JUDAS, ANTISEMITISMO E “NÓS”

Por inveja, os sacerdotes e dos escribas, astutamente se reuniram num conselho contra Vós, Ó Salvador, levando Judas à traição. Ele desavergonhadamente saiu e falou contra Vós, dizendo a um povo transgressor: ‘O que me dareis se eu O entregar em vossas mãos?’. De sua condenação salvai as nossas almas, Ó Senhor!” (Kathisma, Matinas da Grande Terça-feira Santa)

Qual é o objetivo da hinografia de nossa Igreja esta semana, quando lamenta os pecados dos “maus” na história da paixão de Cristo, — o establishment religioso judeu “ortodoxo” da época, os sacerdotes e escribas, e Judas, um dos doze discípulos (também judeus)? Acaso é nosso propósito apontar um dedo antissemita aos judeus, ou colocar a responsabilidade pela crucificação do Senhor nos pés de todo o povo judeu, ou mesmo apenas nos pés desse povo judeu específico, mencionado nos Evangelhos? Estaremos “nós” sendo chamados a assumir o papel de espectadores inocentes, expressando uma indignação (auto) justificada ante um crime judaico?

Não. Estes textos falam de todos “nós”, tanto dos judeus como dos cristãos Ortodoxos não-judeus, que hoje celebram estes ofícios da Grande Semana Santa e cantam esta hinografia. Estamos sendo chamados a reconhecer e a considerar os nossos vários papéis, tanto como cristãos Ortodoxos individuais, quanto comunalmente como Igreja, na contínua “história” da História da Salvação. Estaremos por vezes interpelando “um povo transgressor”, como fez Judas, “O que me dareis se eu O entregar…?”, quando manipulamos alguém ou algum sistema/instituição a fim de obter algum ganho financeiro, político, social ou talvez romântico, enquanto colocamos nossa fé cristã de lado para fazer isso? Devemos fazer tais perguntas esta semana, e é por isso que o hino acima citado termina com as palavras: “De sua condenação salvai as nossas almas, ó Senhor!” — Ou será que nós, como o establishment religioso da nossa Igreja, procuramos silenciar a Cristo, como fizeram aqueles sacerdotes e escribas, quando procuramos eliminar os que dizem a verdade entre nós, que desafiam as noções “politicamente corretas” da “Ortodoxia” dos tempos modernos? Não somos por vezes cegos pela nossa(s) própria(s) verdade(s), quando Deus nos envia novas revelações, como fez aos sacerdotes e escribas, através do Seu Filho Unigênito?

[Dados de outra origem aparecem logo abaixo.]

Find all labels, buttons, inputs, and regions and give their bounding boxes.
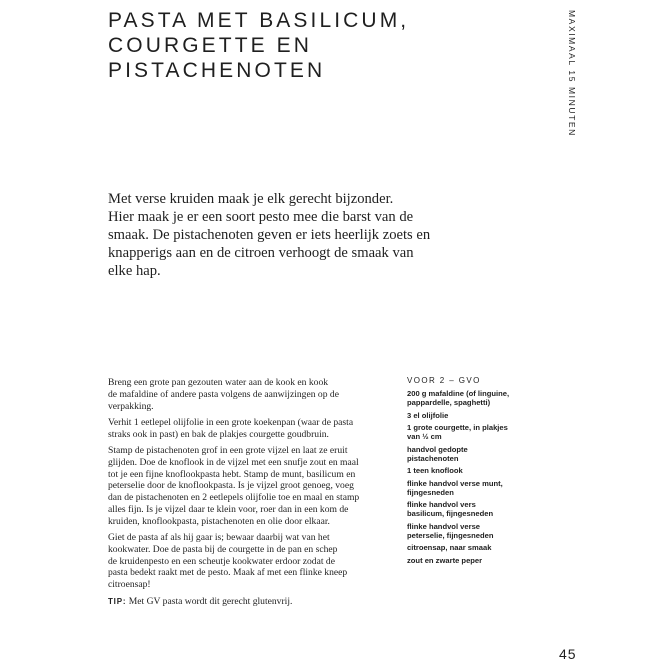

Ao longo dos ofícios litúrgicos desta Grande Semana Santa, quando louvamos a Nosso Senhor Jesus Cristo, Que era judeu, não estamos louvando todo o povo judeu. Nem estamos louvando todos os homens brancos com barba, embora Ele também fosse assim. Também não estamos castigando todos os “sacerdotes e escribas”, ou todos os “sacerdotes e escribas” judeus, ou discípulos judeus de Cristo, ou todo o povo judeu em geral, quando lamentamos os comportamentos traiçoeiros dessas autoridades religiosas ou discípulos do tempo de Cristo. Somos antes de tudo chamados a lamentar e a repensar os nossos próprios comportamentos traiçoeiros, que são “apenas humanos”. Mas Ele veio, e morreu, e ressuscitou, para que participemos em tudo isso, do lado correto da Cruz, no realismo gentil e autocrítico que é a humildade, — na humanidade não só “humana”, mas divinizada do ladrão penitente. Que eu, pois, diga hoje com ele: “Lembrai-Vos de mim, Senhor, quando entrardes no Vosso reino!”